Attacks on Religious Minorities

Previous altercations in Aluthgama, about 60 kilometers south of Colombo, reached a violent apex in June. The incident was sparked by a minor traffic incident between Muslim youths and the driver of a van carrying a Buddhist monk. The BBS held a protest rally led by leader Galagodaaththe Gnanasara Thera the next day, purportedly to express concerns for the safety of Buddhists in the area. Soon after, mobs carrying poles and other objects went on a rampage, attacking Muslims.

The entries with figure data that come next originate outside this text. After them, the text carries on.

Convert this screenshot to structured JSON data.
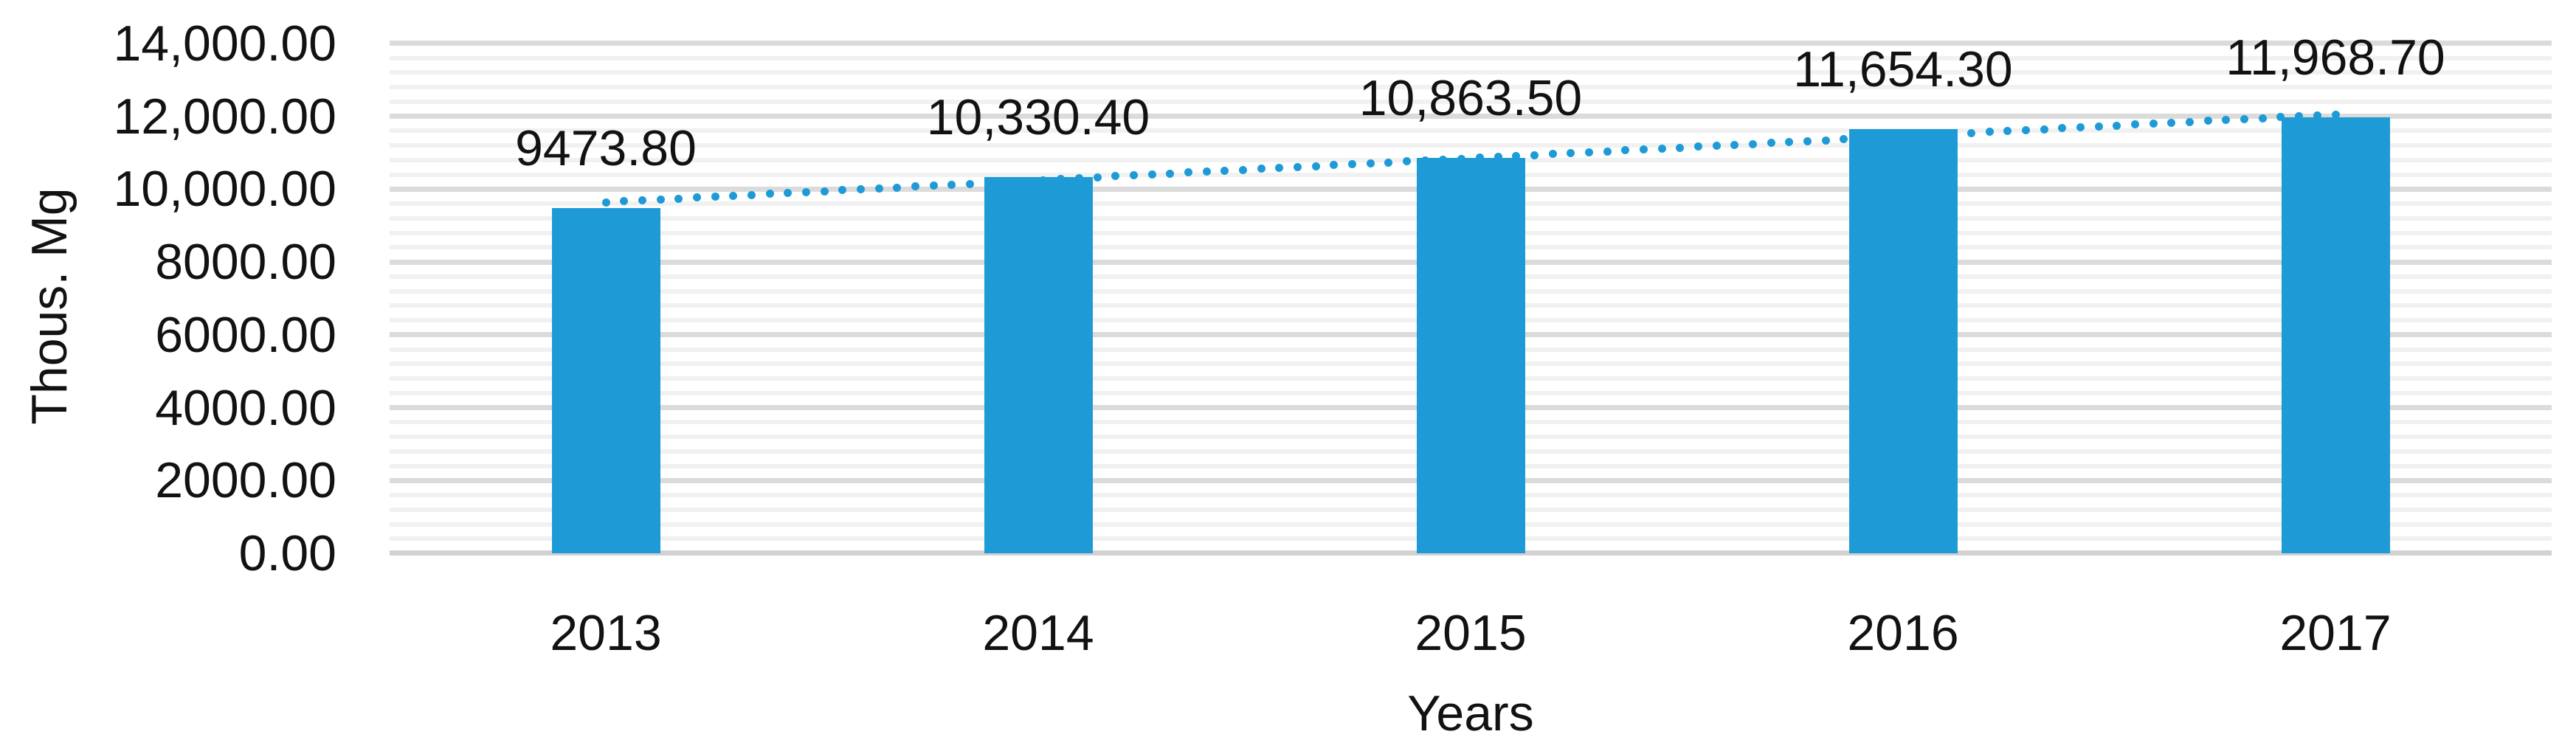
{
  "chart_data": {
    "type": "bar",
    "title": "",
    "categories": [
      "2013",
      "2014",
      "2015",
      "2016",
      "2017"
    ],
    "values": [
      9473.8,
      10330.4,
      10863.5,
      11654.3,
      11968.7
    ],
    "data_labels": [
      "9473.80",
      "10,330.40",
      "10,863.50",
      "11,654.30",
      "11,968.70"
    ],
    "xlabel": "Years",
    "ylabel": "Thous. Mg",
    "ylim": [
      0,
      14000
    ],
    "y_major_unit": 2000,
    "y_minor_unit": 400,
    "y_tick_values": [
      0,
      2000,
      4000,
      6000,
      8000,
      10000,
      12000,
      14000
    ],
    "y_tick_labels": [
      "0.00",
      "2000.00",
      "4000.00",
      "6000.00",
      "8000.00",
      "10,000.00",
      "12,000.00",
      "14,000.00"
    ],
    "grid": "horizontal major + minor stripes",
    "legend": "none",
    "trendline": {
      "style": "dotted",
      "shape": "linear",
      "start_value": 9640,
      "end_value": 12050
    },
    "colors": {
      "bar": "#1E9BD7",
      "trend_dot": "#1E9BD7",
      "major_grid": "#dbdbdb",
      "minor_grid": "#f1f1f1",
      "axis_line": "#d2d2d2",
      "text": "#121212"
    }
  }
}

Even after the government ordered a curfew, Muslim homes and properties were targeted in nearby areas leaving at least four Muslims dead, 80 injured, and numerous homes and businesses destroyed in the town and surrounding areas. 

Senior government officials, including President Rajapaksa, made public statements denouncing the violence. The government announced some arrests but had not filed charges against any suspects at time of writing.

Refugees

Serious concerns remain about the forced return of Sri Lankans who seek asylum abroad. Many of the forced returns took place in the midst of intensified government security operations since March 2014, which saw scores of arrests and several deaths due to hazardous conditions at sea. Human Rights Watch and others have documented the authorities’ use of torture against people suspected of links to the LTTE, including those returned as failed asylum seekers from the United Kingdom and other countries.

In recent years and particularly since early 2014, the government also began forcibly returning individuals from other countries seeking asylum in Sri Lanka, including some persons registered with the United Nations High Commissioner for Refugees (UNHCR). Most of those forcibly returned are members of minority religions persecuted back home in Pakistan and Afghanistan. UNHCR has not been allowed access to detained asylum seekers prior to their deportation, some of whom it has previously recognized as refugees.

Migrant Workers

More than 1 million Sri Lankans are employed overseas, and many remain at risk of abuse at every stage of the migration cycle from recruitment and transit to employment, repatriation, and reintegration. Recruiters and unregulated subagents charge exorbitant fees leaving migrants indebted and often with inaccurate information about their promised employment overseas.

Over 90 percent of Sri Lanka migrants now work in the Middle East where they are subject to the restrictive kafala system that ties their visa to their employer. More than a third of Sri Lanka’s migrants are domestic workers, almost exclusively female. The government has taken some steps to protect their rights abroad, but many continue to face long working hours with little rest, delayed or unpaid wages, confinement in the workplace, and verbal, physical, and sexual abuse.

Key International Actors

The UN Human Rights Council (HRC) adopted the recommendation of then-UN High Commissioner for Human Rights Navi Pillay to create an independent international inquiry into war crimes and other serious abuses committed during Sri Lanka’s civil war.

The United States and the United Kingdom called upon Sri Lanka to ensure accountability for war crimes.

India, an important regional partner, continued to press for reconciliation and protection of Tamils, but it abstained from the HRC vote. Japan, a key donor, also abstained and in other public statements commended Sri Lanka on post-wartime developments. The Chinese premiere visited Sri Lanka in an ongoing show of financial and political support for the government absent any human rights concerns.

Australia and Sri Lanka colluded to ensure that asylum seekers leaving Sri Lanka were either returned or else not allowed onto Australian territory. Australia sent back many asylum seekers to Sri Lanka after cursory interviews at sea; those found to have legitimate claims were processed in other countries. In an apparent bid to secure Sri Lanka’s assistance in stopping migrants and asylum seekers, Australia failed to call for better human rights protections and advocated against the HRC resolution.